We don’t teach that the Prophet (pbuh) appointed Usama ibn Zayed as the general of the army. A 17-year-old who is described in Abu Dawood as “blackest of black”. And the complaints by some of the Sahaba was about his age, never about his blackness. 

All of this has structural, cultural, social, physical and emotional penetrations of anti-blackness, during a time where the concept of racial privilege was inconceivable. 

Regardless of whether we don’t acknowledge these examples because the presence of empowered blackness during the Seerah (and our entire history) has been erased, or if previous Muslim civilisations simply understood anti-racism so well that it was never needed, what is clear is that it was as serious a problem at the time of the Prophet (pbuh) as it is today.
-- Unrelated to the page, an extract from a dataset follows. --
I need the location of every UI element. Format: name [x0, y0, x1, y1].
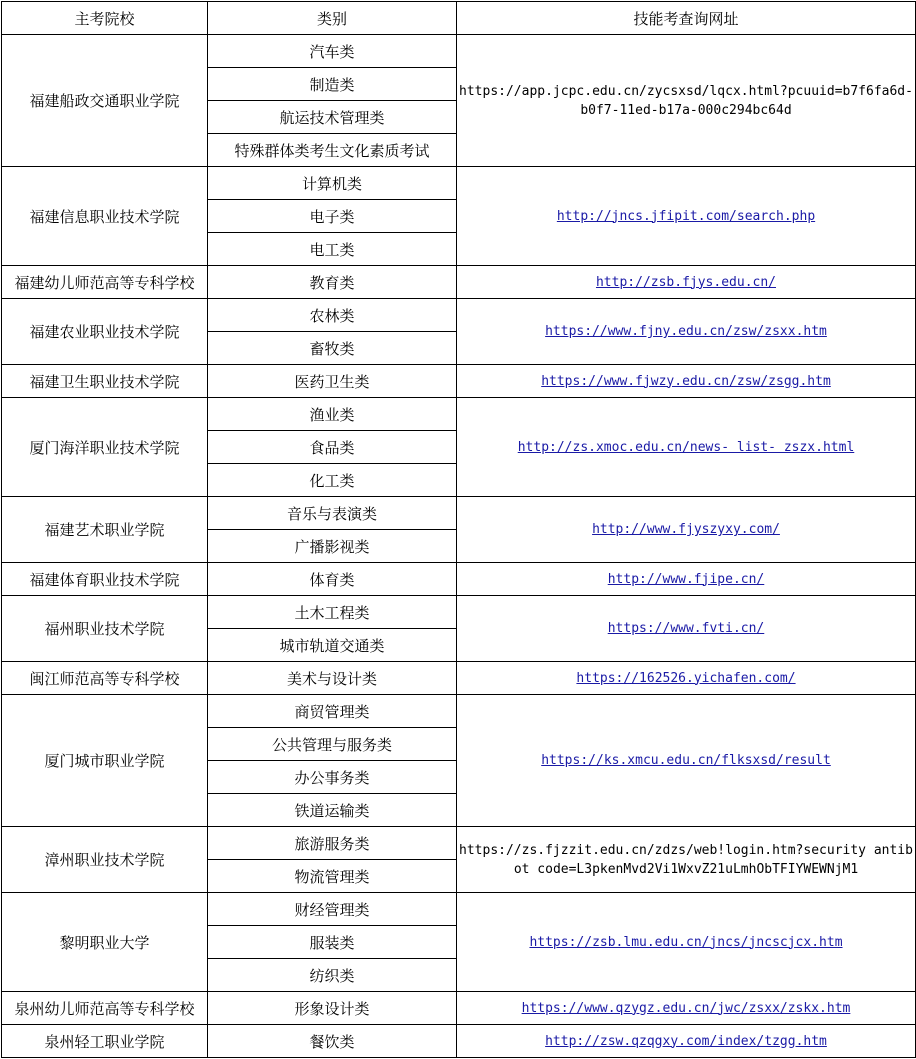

So should we not educate our communities today as the Prophet (pbuh) did back then? 

Broken Institutions Creating Broken Muslims

If every masjid, charity, and voluntary campaign organisations took the same example of the Prophet (pbuh), we could have the same dramatic and radical transformation. A complete re-education and re-organising of our communities is possible, but only if we are willing to confront it. 

For over a century we have ignored Islamic fundamentals of social justice as part of madrassa or wider social education. The impacts of this has been more internal division to the point that we are, as the infamous hadith states, “many in number” but the “troth on the water”. 

But we do not even have the culture and mechanisms to enforce that necessary change. The culture of privilege and being devoid of accountability in our masjids and other Islamic institutions make even the most practical solutions difficult at best. And the masjids, in particular, are the hearts of our communities. Whatever happens in the masjid, happens in the communities. 

Allah has connected truth with justice so closely, that our submission to the truth means we are mandated to be people of justice and be accountable for it. We cannot run away from this as we have for so long. It has caused division and weakness in our global situation and within our own hearts. And if we don’t do what we can in this world to confront the issue, we certainly cannot run away from it on the Day of Judgement. 

Even if it is for the sake of our own souls, we must restlessly demand the accountability in our institutions and the education for our masses that is necessary to do away with this most filthiest of social and spiritual diseases.